Because Borg is hosted on xShellz servers alongside your shell and any IRC bouncer you might be running, there is nothing to install or configure on your local machine. You connect over SSH, and it is just there. The AI models, tool definitions, and compute run on the xShellz side. You do not manage API keys or worry about token costs because the service bundles it into the existing hosting plan.
Trade-offs you should know about
Borg is tightly coupled to the xShellz platform. If you are not already using xShellz for always-on shells or your ZNC bouncer, adopting it just for the AI agent may be overkill. The agent is also relatively new and will occasionally misunderstand your intent, especially on large codebases where it cannot hold the full tree in memory yet. It is not a drop-in replacement for the deep editor integration Copilot provides inside Neovim or the agent mode of Cursor that can coordinate refactors across dozens of files in a structured way.
But for the developer who already lives in a remote shell and wants a coding assistant that shares the same terminal session, that is a real niche. Borg eliminates the context-switch entirely, and that alone makes a measurable difference during long debugging sessions or late-night ops firefights.

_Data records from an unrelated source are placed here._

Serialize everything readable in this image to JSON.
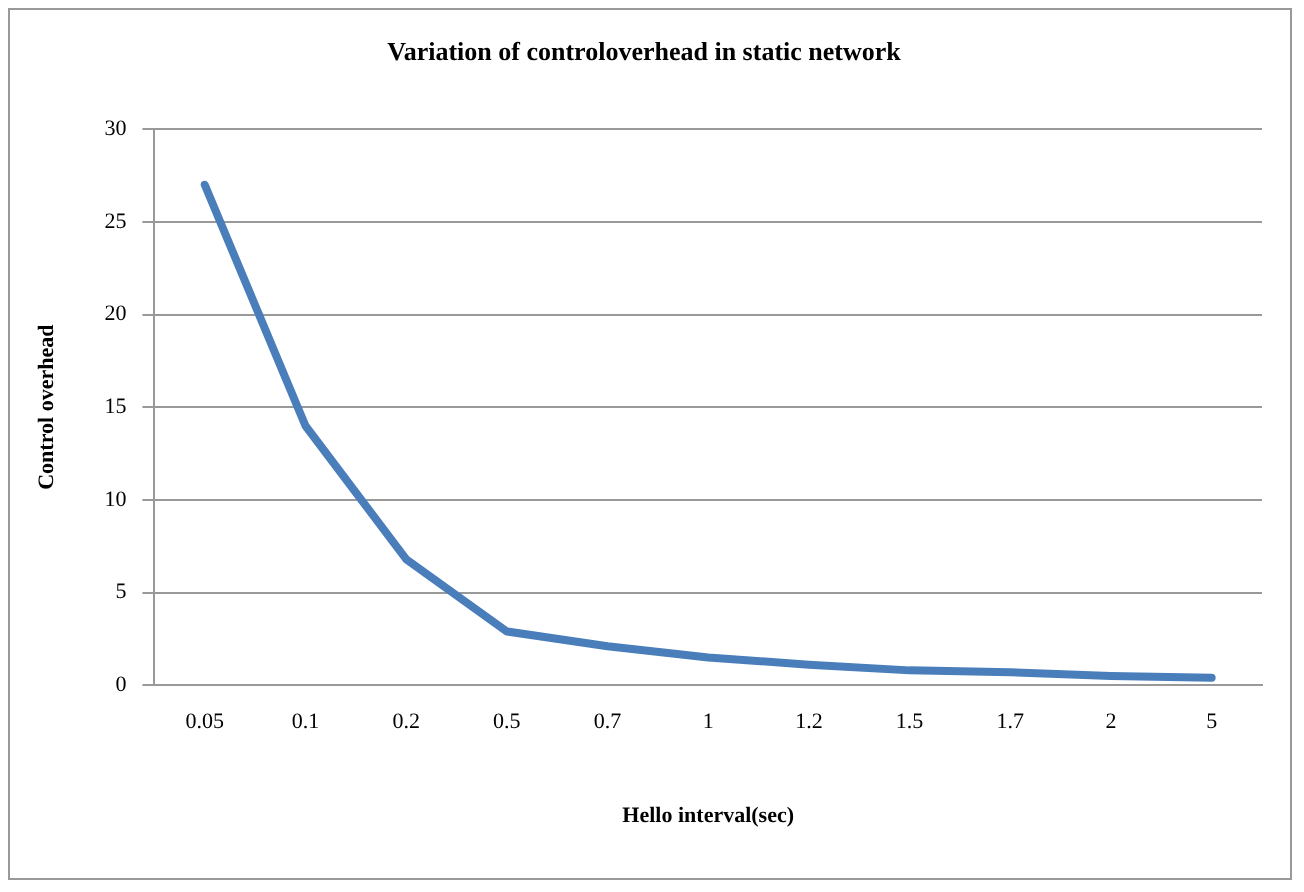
{
  "chart_data": {
    "type": "line",
    "title": "Variation of controloverhead in static network",
    "xlabel": "Hello interval(sec)",
    "ylabel": "Control overhead",
    "categories": [
      "0.05",
      "0.1",
      "0.2",
      "0.5",
      "0.7",
      "1",
      "1.2",
      "1.5",
      "1.7",
      "2",
      "5"
    ],
    "series": [
      {
        "color": "#4a7ebb",
        "values": [
          27,
          14,
          6.8,
          2.9,
          2.1,
          1.5,
          1.1,
          0.8,
          0.7,
          0.5,
          0.4
        ]
      }
    ],
    "ylim": [
      0,
      30
    ],
    "yticks": [
      0,
      5,
      10,
      15,
      20,
      25,
      30
    ],
    "grid": "y",
    "legend": false,
    "marker": "none",
    "line_style": "solid"
  }
}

Which approach fits your workflow
If your day job keeps you inside VS Code, Copilot or Cursor will feel natural and powerful. If you are comfortable setting up a Node.js tool and managing an API key, Claude Code gives you terminal-native assistance today. If you want an AI that lives where you already live, and you happen to use xShellz for your persistent shell or IRC bouncing, then Borg turns your terminal into a pair-programming session without extra steps.
No GUI, no context switch, no alt-tab. Just you, your shell, and an agent that pays attention.